MAT is a method where early-stage recovery patients are given medications like suboxone or methadone to ease withdrawal symptoms and addiction and then slowly weened off those medicines with the help from other behavioral therapies.
“This is a whole new process and a whole new treatment option that the Healing Place is going to be using,” Saffo said. “So, there’s a lot of questions being asked. Is this the right direction to go? And I think it just needs to be evaluated, because I do agree with the Attorney General, that the treatment option with the medication (MAT), I think is much more powerful.”
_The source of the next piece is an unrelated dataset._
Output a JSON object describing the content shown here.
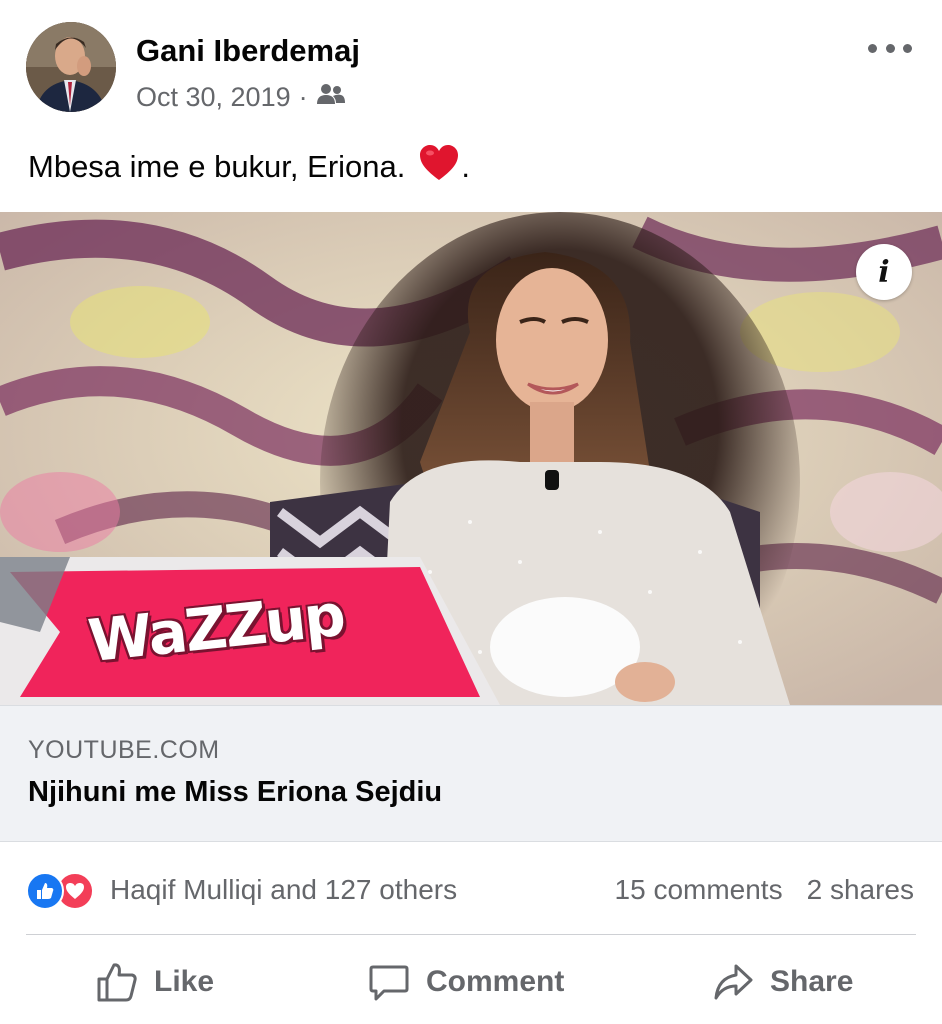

The county and city have formed a joint-committee to determine how to distribute the opioid settlement funds. Saffo hopes there could be a change that would result in the Healing Place offering MAT as a treatment option.
I would hope so. I know, obviously, that falls under the umbrella of the county, but since we have a seat at the table, I think that there’s going to be questions asked,” said Saffo.
Leaders with Coastal Horizons are doubtful a change will be made given the contracts that are already in place, but WECT did reach out to Trillium to ask what the process would be if Trillium decided to make a change. This story will be updated when we receive a response.